A população e o mercado de vinhos aumentaram durante o século XVI, quando a Europa, finalmente, conseguiu se recuperar do desastre demográfico da Peste Negra. A elevação da temperatura também permitiu que se cultivassem uvas em partes do continente onde antes não havia vinhedos devido às condições climáticas desfavoráveis. Por toda a Europa, mais e mais terras passaram a ser aproveitadas para a plantação de uvas e o século XVI foi, de um modo geral, um bom período para a bebida. Mas os cem anos seguintes foram diferentes. As temperaturas caíram, sucessivas guerras destruíram grandes extensões de vinhedos na parte central do continente e mudanças constantes nas alianças políticas contribuíram para devastar o comércio vinícola em regiões importantes, como Bordeaux.
Entretanto, uma das histórias de sucesso foi a da indústria do vinho na Espanha. Depois de um triufante século de conquistas, os árabes chegaram ao Ocidente, mais precisamente a Córdoba, na Espanha. Al-Andaluz (que significa ‘fim da luz’ – a terra ocidental onde o sol se põe) era o ‘paraíso na terra’, com verdes campos, rios, praias e pastagens férteis. Lá, nunca faltou vinho. Todavia, depois que a Reconquista apaziguou o restante da Europa, o plantio de videiras tornou-se prioridade absoluta. Considerava-se o vinho produto essencial para todos, e a produção espanhola cresceu consideravelmente de 1500 a 1700.
Centro de exportação
No século XVI, a vitivinicultura espanhola deu grandes saltos, em parte porque, em 1519, devido a um casamento entre as dinastias, a Espanha se tornou parte do Império Habsburgo. Esta mudança permitiu ao país uma associação com a Holanda, e os espanhóis aproveitaram a oportunidade exportando vinho para os holandeses. Em pouco tempo, a Espanha havia se tornado um importante centro de exportação vinícola e distribuía o vinho da Península Ibérica para outras partes do norte europeu.

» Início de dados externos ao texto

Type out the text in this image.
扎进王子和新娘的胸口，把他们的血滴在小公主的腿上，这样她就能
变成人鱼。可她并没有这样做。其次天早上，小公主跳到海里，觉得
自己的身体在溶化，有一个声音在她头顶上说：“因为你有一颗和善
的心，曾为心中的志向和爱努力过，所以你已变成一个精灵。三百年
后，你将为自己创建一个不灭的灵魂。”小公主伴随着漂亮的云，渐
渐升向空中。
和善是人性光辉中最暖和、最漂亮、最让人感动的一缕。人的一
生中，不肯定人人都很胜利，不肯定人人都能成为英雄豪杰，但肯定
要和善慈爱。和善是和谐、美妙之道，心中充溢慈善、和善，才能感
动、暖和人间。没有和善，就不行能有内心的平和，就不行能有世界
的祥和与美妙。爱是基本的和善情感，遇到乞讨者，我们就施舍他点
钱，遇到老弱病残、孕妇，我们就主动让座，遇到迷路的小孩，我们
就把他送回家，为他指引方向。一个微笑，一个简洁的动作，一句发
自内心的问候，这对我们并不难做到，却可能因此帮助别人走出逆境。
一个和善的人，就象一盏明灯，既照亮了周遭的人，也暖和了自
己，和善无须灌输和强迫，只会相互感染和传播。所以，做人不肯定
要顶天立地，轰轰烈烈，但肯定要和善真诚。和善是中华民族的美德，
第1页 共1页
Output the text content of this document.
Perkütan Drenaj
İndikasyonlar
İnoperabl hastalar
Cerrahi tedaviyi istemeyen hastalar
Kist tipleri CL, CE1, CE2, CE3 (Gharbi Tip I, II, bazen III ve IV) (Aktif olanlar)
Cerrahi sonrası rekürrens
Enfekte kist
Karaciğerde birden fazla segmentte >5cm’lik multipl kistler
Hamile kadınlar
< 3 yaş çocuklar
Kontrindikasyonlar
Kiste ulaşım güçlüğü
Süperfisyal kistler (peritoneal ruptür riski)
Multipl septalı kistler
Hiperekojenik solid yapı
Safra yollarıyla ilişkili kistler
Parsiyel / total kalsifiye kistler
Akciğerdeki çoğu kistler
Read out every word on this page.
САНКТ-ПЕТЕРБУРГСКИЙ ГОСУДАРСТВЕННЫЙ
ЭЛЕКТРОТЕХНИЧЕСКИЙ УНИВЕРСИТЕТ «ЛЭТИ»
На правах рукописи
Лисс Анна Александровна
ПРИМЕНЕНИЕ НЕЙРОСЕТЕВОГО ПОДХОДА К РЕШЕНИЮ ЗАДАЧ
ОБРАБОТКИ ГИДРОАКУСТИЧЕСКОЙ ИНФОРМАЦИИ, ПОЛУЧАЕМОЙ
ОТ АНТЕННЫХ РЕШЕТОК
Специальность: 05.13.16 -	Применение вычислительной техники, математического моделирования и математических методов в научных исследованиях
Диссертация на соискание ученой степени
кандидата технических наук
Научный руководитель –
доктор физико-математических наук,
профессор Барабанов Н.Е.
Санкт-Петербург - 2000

Todas as áreas habitadas da Espanha cultivavam vinhedos, com exceção do extremo norte montanhoso, cobiçado por todos os vinhateiros. Lá, Rioja, Navarra, León, o Duero e a Galícia competiam entre si, por esse mercado. O Duero provavelmente produzia o melhor vinho, pois seus principais consumidores eram as cidades mais importantes de Castela: Burgos, Salamanca e a capital Valladolid. As planícies do Duero também produziam safras mínimas, com apenas seis hectolitros por hectare. Elaborava-se ali um vinho muito forte e concentrado, resistente aos ataques das bactérias e capaz de oxidar pouco a pouco em seus barris – qualificado como ‘rancio’, que era, na verdade, um xerez primitivo.
Sucesso
A viticultura espanhola também foi estimulada por um crescimento da demanda doméstica. A expansão da corte real e da burocracia a ela ligada provavelmente contribuiu muito para isto, mas houve também um aumento geral do consumo urbano. Uma prova da importância crescente do vinho naquela região está numa série de leis decretadas por Filipe II, em 1597, para controlar a qualidade da bebida. Ficou proibido misturar vinhos tintos e brancos, bem como usar aditivos prejudiciais à saúde. A lei também limitou o período em que o vinho podia ser levado do interior para Valladolid e passou a exigir uma licença especial para quem produzisse vinho na cidade. As leis tinham por objetivo garantir a qualidade do vinho consumido na corte e evitar a produção de um vinho barato e de má qualidade, que era visto como o grande causador da embriaguez.
Popularidade
Outro importante motivo do sucesso da vitivinicultura da Espanha foi a popularidade que o vinho espanhol adquiriu no mercado inglês. Os espanhóis rapidamente tiraram proveito da perda da Gasconha para a França, em 1453, e do consequente declínio das exportações francesas para a Inglaterra. Os consumidores ingleses desenvolveram um paladar mais favorável aos vinhos adocicados do Mediterrâneo, em detrimento dos secos franceses, e um tipo em particular se tornou moda: o espanhol ‘sack’, doce, percursor do xerez. Especula-se que o nome da bebida venha da palavra espanhola sacar, que indicaria que o vinho era para exportação.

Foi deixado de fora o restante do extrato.